This evening I went to vespers as has become my custom over the past year or so. Tonight we prayed an Akathist to Christ, light to those in darkness. It was an interesting reminder, to be honest. I remember praying this Akathist for the first time last year about this time. I was in the midst of depression–looking back on it I can see more clearly how bad it really was, but I knew even then that it wasn’t simply a period of feeling “down” or “blue”…life was dark. Even on the brightest, most gorgeous fall days, I wandered through life as if it were the middle of a cold and cloudy night. That night, as I chanted, prayed, and listened to the words of this beautiful prayer, my heart was warmed. I remember gazing on the icons of Christ and seeing love shining forth from his eyes. Love and compassion. Every section, every sentence, every word seemed to resonate deep within me…for I was one of those in darkness. And I knew it.
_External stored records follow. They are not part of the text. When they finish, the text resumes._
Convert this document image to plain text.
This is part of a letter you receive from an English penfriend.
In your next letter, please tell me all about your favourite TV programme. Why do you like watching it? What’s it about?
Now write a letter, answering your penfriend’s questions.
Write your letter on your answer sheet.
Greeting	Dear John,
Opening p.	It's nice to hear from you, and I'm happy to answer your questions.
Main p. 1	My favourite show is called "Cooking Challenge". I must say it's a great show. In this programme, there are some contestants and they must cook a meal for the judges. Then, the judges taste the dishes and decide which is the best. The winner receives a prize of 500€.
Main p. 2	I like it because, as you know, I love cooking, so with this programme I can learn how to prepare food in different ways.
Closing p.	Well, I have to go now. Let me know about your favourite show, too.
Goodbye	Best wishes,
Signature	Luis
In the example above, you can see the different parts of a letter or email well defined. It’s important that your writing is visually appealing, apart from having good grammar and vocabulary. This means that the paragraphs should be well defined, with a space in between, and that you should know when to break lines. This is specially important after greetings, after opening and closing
This year, I approached with a different vantage point. Tonight, I approached with people other than myself heavy on my heart. Chemical imbalance currently in check, and my job suddenly a lot less stressful, I approached as one who currently rests in light, not darkness. I remembered my first experience, filling my heart with even more light to see how far I have come.
And yet, I was reminded of how quickly things can change. How although I may not be in the midst of the darkness of last year, I am surrounded by those who struggle; those who need my prayers and encouragement.
Lord, Jesus Christ, son of God, have mercy on those in darkness.